Pick Me Up When I Get In

train5A 10 pm departure. Only a half hour out of Kunming and already the windows displayed a repetitive wheel of blackness. The 66 hard beds in car five were half full. Families with small children, students, some middle-aged business men in button down shirts, the ubiquitous black leather shoe of the Chinese male.

A young couple crowded into the single bunk below me, splitting the cost of the 550 yuan ticket. A shirtless traveling taxi driver displayed his belly and talked loudly on his cell phone, spitting sunflower seeds. Periodically our train passed a bright construction site on the side of the tracks. The electrician on the next bunk was drunk. He had begun shadow boxing.

We blew through a small town. Then the night air grew dense with distant lights. Train staff passed through the car, delivering hot water, sweeping the floor, rolling up the curtains and then rolling them down again, selling thin white “night slippers” for 12 cents a pair. A beer and snack cart jostled down the corridor, the attendant yelling a continuous stream of offerings. Then all the lights went out and we rode on in blackness. It was 11:15 pm.

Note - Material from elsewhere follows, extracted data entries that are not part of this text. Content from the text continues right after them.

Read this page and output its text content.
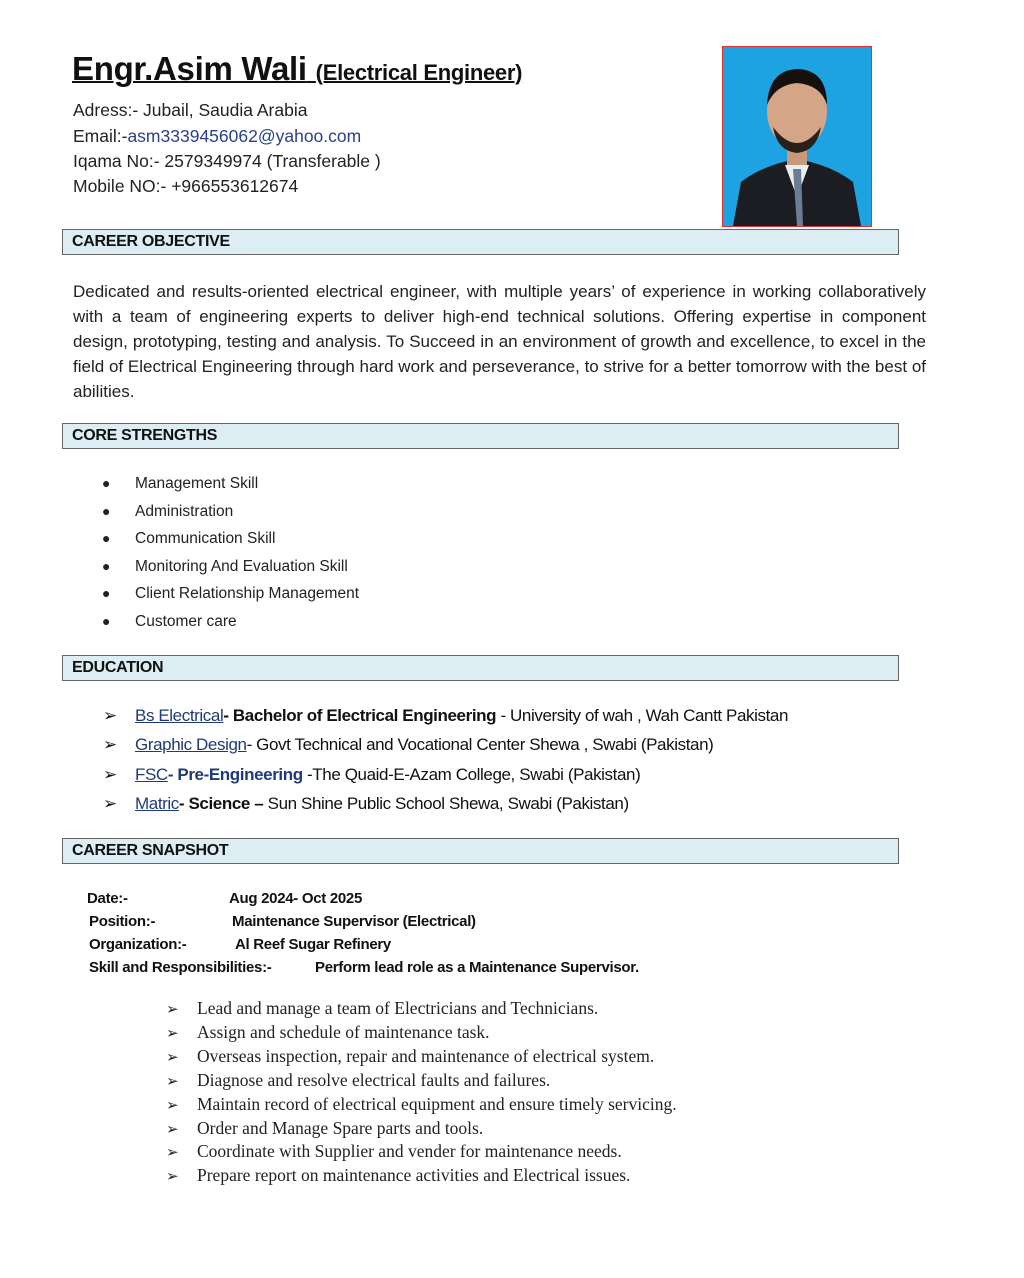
Engr.Asim Wali (Electrical Engineer)
Adress:- Jubail, Saudia Arabia
Email:-asm3339456062@yahoo.com
Iqama No:- 2579349974 (Transferable )
Mobile NO:- +966553612674
CAREER OBJECTIVE
Dedicated and results-oriented electrical engineer, with multiple years’ of experience in working collaboratively with a team of engineering experts to deliver high-end technical solutions. Offering expertise in component design, prototyping, testing and analysis. To Succeed in an environment of growth and excellence, to excel in the field of Electrical Engineering through hard work and perseverance, to strive for a better tomorrow with the best of abilities.
CORE STRENGTHS
EDUCATION
CAREER SNAPSHOT
Date:-	Aug 2024- Oct 2025
Position:-	Maintenance Supervisor (Electrical)
Organization:-	Al Reef Sugar Refinery
Skill and Responsibilities:-	Perform lead role as a Maintenance Supervisor.
● Management Skill
● Administration
● Communication Skill
● Monitoring And Evaluation Skill
● Client Relationship Management
● Customer care
➢ Bs Electrical- Bachelor of Electrical Engineering - University of wah , Wah Cantt Pakistan
➢ Graphic Design- Govt Technical and Vocational Center Shewa , Swabi (Pakistan)
➢ FSC- Pre-Engineering -The Quaid-E-Azam College, Swabi (Pakistan)
➢ Matric- Science – Sun Shine Public School Shewa, Swabi (Pakistan)
➢ Lead and manage a team of Electricians and Technicians.
➢ Assign and schedule of maintenance task.
➢ Overseas inspection, repair and maintenance of electrical system.
➢ Diagnose and resolve electrical faults and failures.
➢ Maintain record of electrical equipment and ensure timely servicing.
➢ Order and Manage Spare parts and tools.
➢ Coordinate with Supplier and vender for maintenance needs.
➢ Prepare report on maintenance activities and Electrical issues.
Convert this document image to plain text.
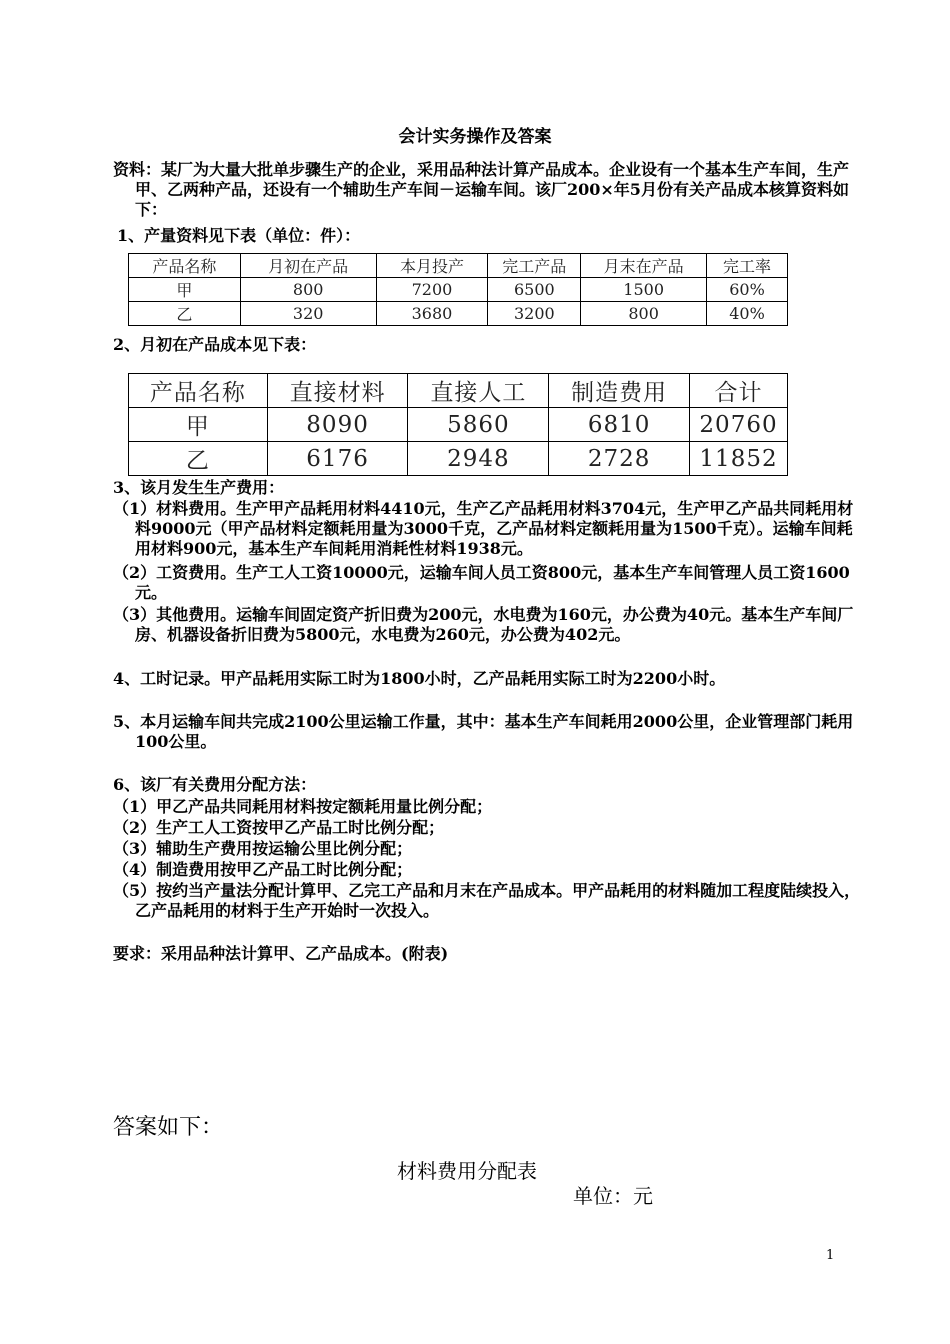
会计实务操作及答案

资料：某厂为大量大批单步骤生产的企业，采用品种法计算产品成本。企业设有一个基本生产车间，生产甲、乙两种产品，还设有一个辅助生产车间－运输车间。该厂200×年5月份有关产品成本核算资料如下：

1、产量资料见下表（单位：件）：

产品名称	月初在产品	本月投产	完工产品	月末在产品	完工率
甲	800	7200	6500	1500	60%
乙	320	3680	3200	800	40%

2、月初在产品成本见下表：

产品名称	直接材料	直接人工	制造费用	合计
甲	8090	5860	6810	20760
乙	6176	2948	2728	11852

3、该月发生生产费用：

（1）材料费用。生产甲产品耗用材料4410元，生产乙产品耗用材料3704元，生产甲乙产品共同耗用材料9000元（甲产品材料定额耗用量为3000千克，乙产品材料定额耗用量为1500千克）。运输车间耗用材料900元，基本生产车间耗用消耗性材料1938元。

（2）工资费用。生产工人工资10000元，运输车间人员工资800元，基本生产车间管理人员工资1600元。

（3）其他费用。运输车间固定资产折旧费为200元，水电费为160元，办公费为40元。基本生产车间厂房、机器设备折旧费为5800元，水电费为260元，办公费为402元。

4、工时记录。甲产品耗用实际工时为1800小时，乙产品耗用实际工时为2200小时。

5、本月运输车间共完成2100公里运输工作量，其中：基本生产车间耗用2000公里，企业管理部门耗用100公里。

6、该厂有关费用分配方法：

（1）甲乙产品共同耗用材料按定额耗用量比例分配；

（2）生产工人工资按甲乙产品工时比例分配；

（3）辅助生产费用按运输公里比例分配；

（4）制造费用按甲乙产品工时比例分配；

（5）按约当产量法分配计算甲、乙完工产品和月末在产品成本。甲产品耗用的材料随加工程度陆续投入，乙产品耗用的材料于生产开始时一次投入。

要求：采用品种法计算甲、乙产品成本。(附表)

答案如下：
材料费用分配表
单位：元
1
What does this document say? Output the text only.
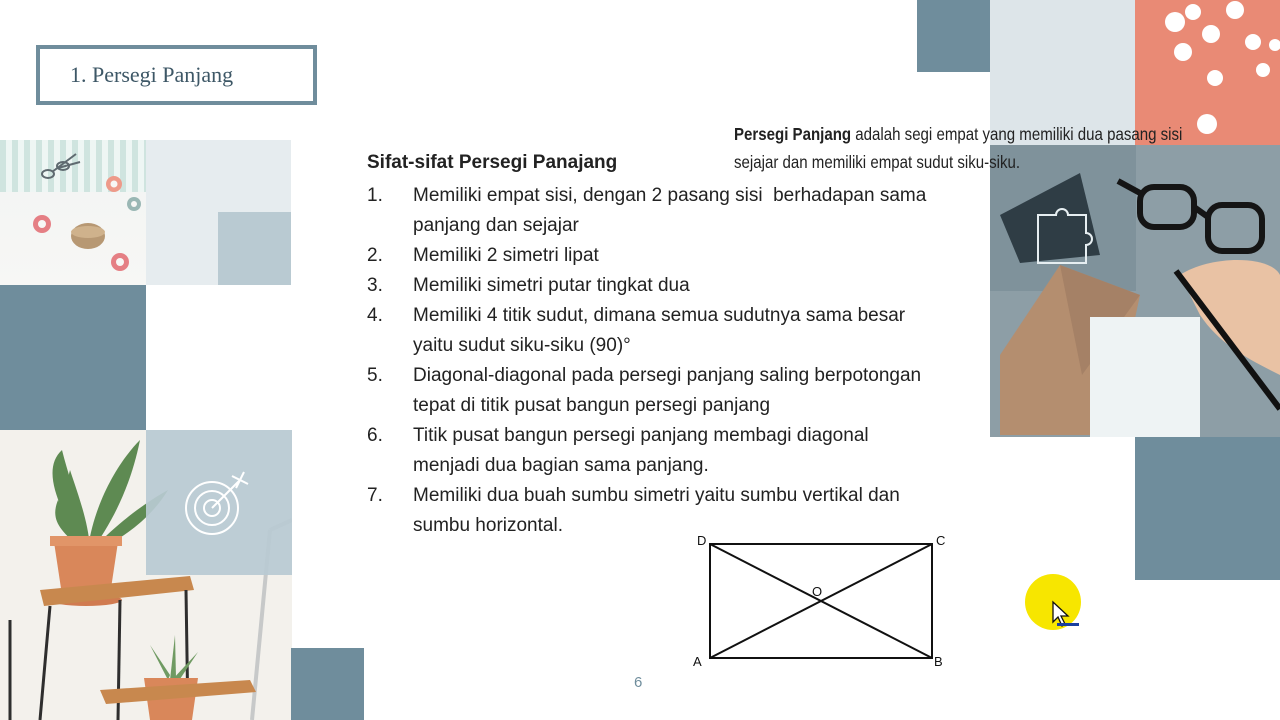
1. Persegi Panjang

Persegi Panjang adalah segi empat yang memiliki dua pasang sisi sejajar dan memiliki empat sudut siku-siku.

Sifat-sifat Persegi Panajang
1.	Memiliki empat sisi, dengan 2 pasang sisi  berhadapan sama panjang dan sejajar
2.	Memiliki 2 simetri lipat
3.	Memiliki simetri putar tingkat dua
4.	Memiliki 4 titik sudut, dimana semua sudutnya sama besar yaitu sudut siku-siku (90)°
5.	Diagonal-diagonal pada persegi panjang saling berpotongan tepat di titik pusat bangun persegi panjang
6.	Titik pusat bangun persegi panjang membagi diagonal menjadi dua bagian sama panjang.
7.	Memiliki dua buah sumbu simetri yaitu sumbu vertikal dan sumbu horizontal.
D	C
A	B
O
6
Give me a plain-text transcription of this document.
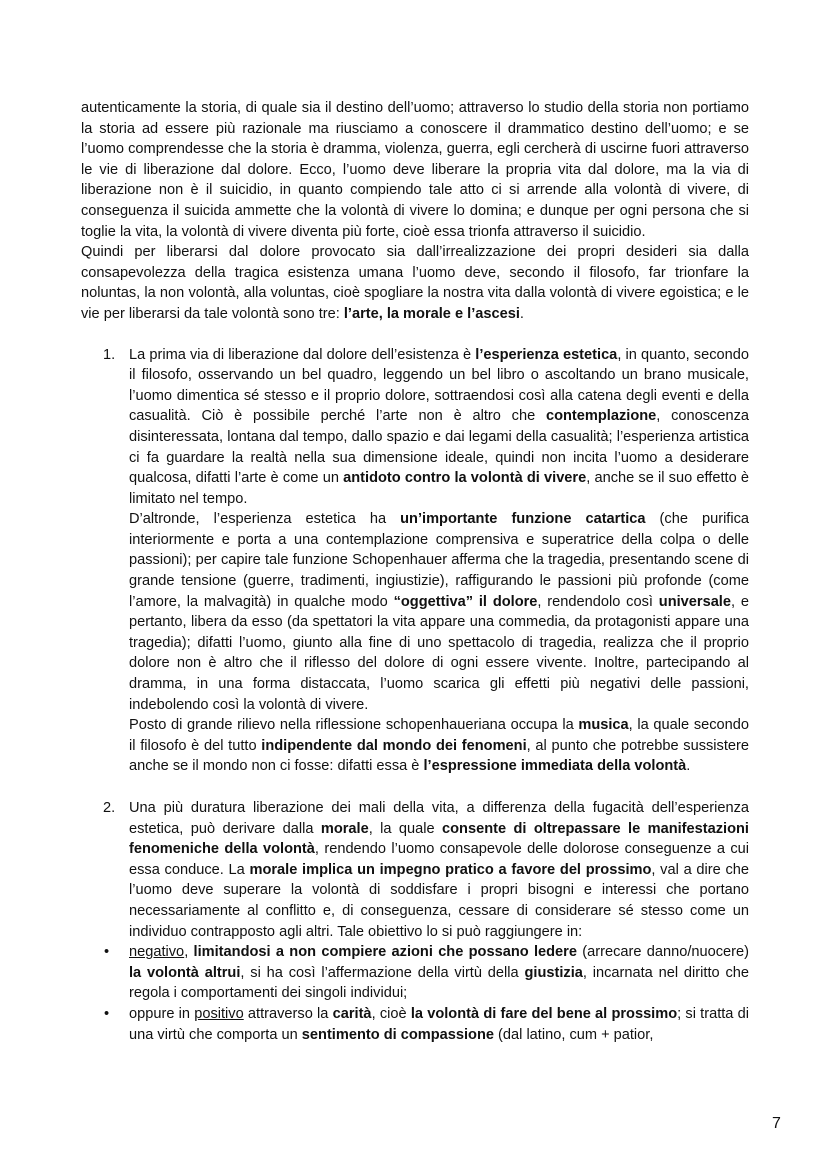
autenticamente la storia, di quale sia il destino dell’uomo; attraverso lo studio della storia non portiamo la storia ad essere più razionale ma riusciamo a conoscere il drammatico destino dell’uomo; e se l’uomo comprendesse che la storia è dramma, violenza, guerra, egli cercherà di uscirne fuori attraverso le vie di liberazione dal dolore. Ecco, l’uomo deve liberare la propria vita dal dolore, ma la via di liberazione non è il suicidio, in quanto compiendo tale atto ci si arrende alla volontà di vivere, di conseguenza il suicida ammette che la volontà di vivere lo domina; e dunque per ogni persona che si toglie la vita, la volontà di vivere diventa più forte, cioè essa trionfa attraverso il suicidio.

Quindi per liberarsi dal dolore provocato sia dall’irrealizzazione dei propri desideri sia dalla consapevolezza della tragica esistenza umana l’uomo deve, secondo il filosofo, far trionfare la noluntas, la non volontà, alla voluntas, cioè spogliare la nostra vita dalla volontà di vivere egoistica; e le vie per liberarsi da tale volontà sono tre: l’arte, la morale e l’ascesi.

1. La prima via di liberazione dal dolore dell’esistenza è l’esperienza estetica, in quanto, secondo il filosofo, osservando un bel quadro, leggendo un bel libro o ascoltando un brano musicale, l’uomo dimentica sé stesso e il proprio dolore, sottraendosi così alla catena degli eventi e della casualità. Ciò è possibile perché l’arte non è altro che contemplazione, conoscenza disinteressata, lontana dal tempo, dallo spazio e dai legami della casualità; l’esperienza artistica ci fa guardare la realtà nella sua dimensione ideale, quindi non incita l’uomo a desiderare qualcosa, difatti l’arte è come un antidoto contro la volontà di vivere, anche se il suo effetto è limitato nel tempo.

D’altronde, l’esperienza estetica ha un’importante funzione catartica (che purifica interiormente e porta a una contemplazione comprensiva e superatrice della colpa o delle passioni); per capire tale funzione Schopenhauer afferma che la tragedia, presentando scene di grande tensione (guerre, tradimenti, ingiustizie), raffigurando le passioni più profonde (come l’amore, la malvagità) in qualche modo “oggettiva” il dolore, rendendolo così universale, e pertanto, libera da esso (da spettatori la vita appare una commedia, da protagonisti appare una tragedia); difatti l’uomo, giunto alla fine di uno spettacolo di tragedia, realizza che il proprio dolore non è altro che il riflesso del dolore di ogni essere vivente. Inoltre, partecipando al dramma, in una forma distaccata, l’uomo scarica gli effetti più negativi delle passioni, indebolendo così la volontà di vivere.

Posto di grande rilievo nella riflessione schopenhaueriana occupa la musica, la quale secondo il filosofo è del tutto indipendente dal mondo dei fenomeni, al punto che potrebbe sussistere anche se il mondo non ci fosse: difatti essa è l’espressione immediata della volontà.

2. Una più duratura liberazione dei mali della vita, a differenza della fugacità dell’esperienza estetica, può derivare dalla morale, la quale consente di oltrepassare le manifestazioni fenomeniche della volontà, rendendo l’uomo consapevole delle dolorose conseguenze a cui essa conduce. La morale implica un impegno pratico a favore del prossimo, val a dire che l’uomo deve superare la volontà di soddisfare i propri bisogni e interessi che portano necessariamente al conflitto e, di conseguenza, cessare di considerare sé stesso come un individuo contrapposto agli altri. Tale obiettivo lo si può raggiungere in:

• negativo, limitandosi a non compiere azioni che possano ledere (arrecare danno/nuocere) la volontà altrui, si ha così l’affermazione della virtù della giustizia, incarnata nel diritto che regola i comportamenti dei singoli individui;

• oppure in positivo attraverso la carità, cioè la volontà di fare del bene al prossimo; si tratta di una virtù che comporta un sentimento di compassione (dal latino, cum + patior,

7
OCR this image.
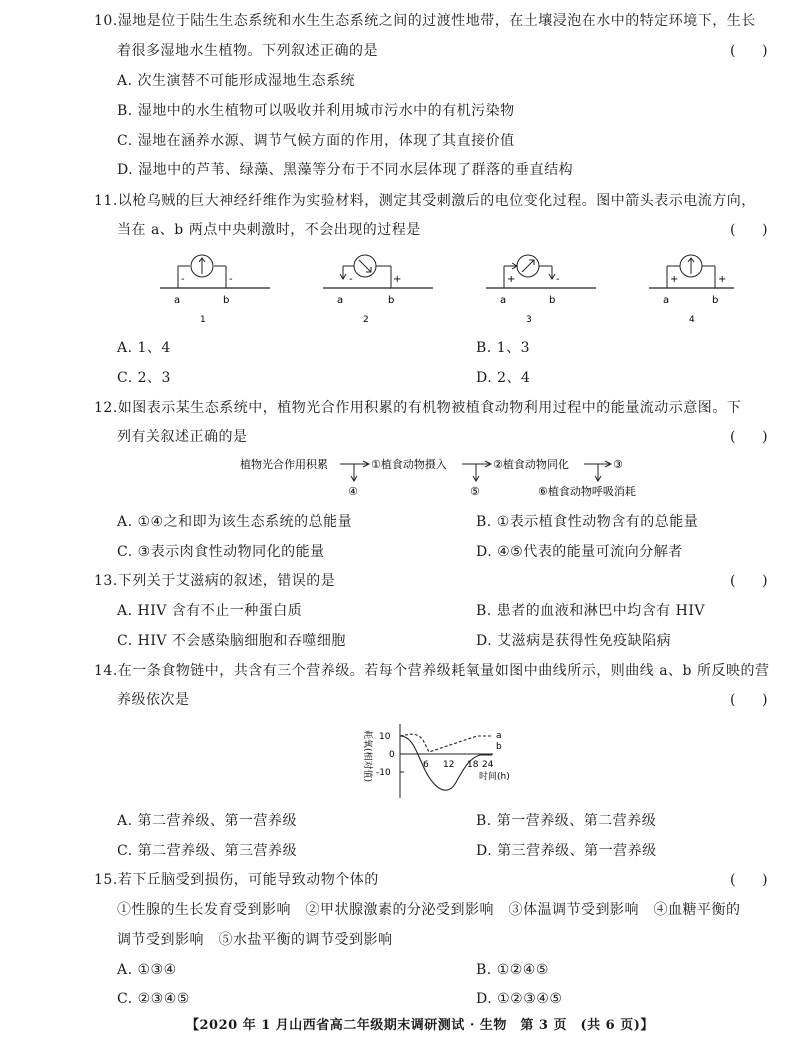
10.湿地是位于陆生生态系统和水生生态系统之间的过渡性地带，在土壤浸泡在水中的特定环境下，生长
着很多湿地水生植物。下列叙述正确的是	(      )
A. 次生演替不可能形成湿地生态系统
B. 湿地中的水生植物可以吸收并利用城市污水中的有机污染物
C. 湿地在涵养水源、调节气候方面的作用，体现了其直接价值
D. 湿地中的芦苇、绿藻、黑藻等分布于不同水层体现了群落的垂直结构
11.以枪乌贼的巨大神经纤维作为实验材料，测定其受刺激后的电位变化过程。图中箭头表示电流方向，
当在 a、b 两点中央刺激时，不会出现的过程是	(      )
-	-
a	b
1
-	+
a	b
2
+	-
a	b
3
+	+
a	b
4
A. 1、4	B. 1、3
C. 2、3	D. 2、4
12.如图表示某生态系统中，植物光合作用积累的有机物被植食动物利用过程中的能量流动示意图。下
列有关叙述正确的是	(      )
植物光合作用积累
④
①植食动物摄入
⑤
②植食动物同化	③
⑥植食动物呼吸消耗
A. ①④之和即为该生态系统的总能量	B. ①表示植食性动物含有的总能量
C. ③表示肉食性动物同化的能量	D. ④⑤代表的能量可流向分解者
13.下列关于艾滋病的叙述，错误的是	(      )
A. HIV 含有不止一种蛋白质	B. 患者的血液和淋巴中均含有 HIV
C. HIV 不会感染脑细胞和吞噬细胞	D. 艾滋病是获得性免疫缺陷病
14.在一条食物链中，共含有三个营养级。若每个营养级耗氧量如图中曲线所示，则曲线 a、b 所反映的营
养级依次是	(      )
耗氧(相对值) 10
0
-10
6 12 18 24
时间(h)
a
b
A. 第二营养级、第一营养级	B. 第一营养级、第二营养级
C. 第二营养级、第三营养级	D. 第三营养级、第一营养级
15.若下丘脑受到损伤，可能导致动物个体的	(      )
①性腺的生长发育受到影响　②甲状腺激素的分泌受到影响　③体温调节受到影响　④血糖平衡的
调节受到影响　⑤水盐平衡的调节受到影响
A. ①③④	B. ①②④⑤
C. ②③④⑤	D. ①②③④⑤
【2020 年 1 月山西省高二年级期末调研测试 · 生物　第 3 页　(共 6 页)】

That night Mr. Hu got really drunk. He asked me repeatedly where I was from and when I told him, he shouted one of the few English words he knew. “Perfume!” He tried to hold my hand, repeating enthusiastically, “Perfume! Perfume!” He asked me again where I was from and did a little dance while processing the answer.

Then Mr. Hu informed me that at 31 he had already gone to Yunnan University and finally made the decision to become an electrician. Yes! An electrician! Yes, okay, okay, he had enjoyed an amount of beer and Chinese liquor earlier in the evening. Sure. But the burning question he had for me, the one he could hardly contain: “Foreign lady where are you from?” I told him to leave me alone. Around 3 am the whole car woke to Mr. Hu’s shouts: “Yes I am in a big drink. Pick me up when I get in. It’s the west train station! The west! The west.

In the morning Mr. Hu was gone. A few waterlogged tealeaves dreamed in the bottom of my plastic mug. Newspapers flapped on the table and a breeze came in from an open window. I’d been on this train for only 18 and a half hours. It would take three more days to get there.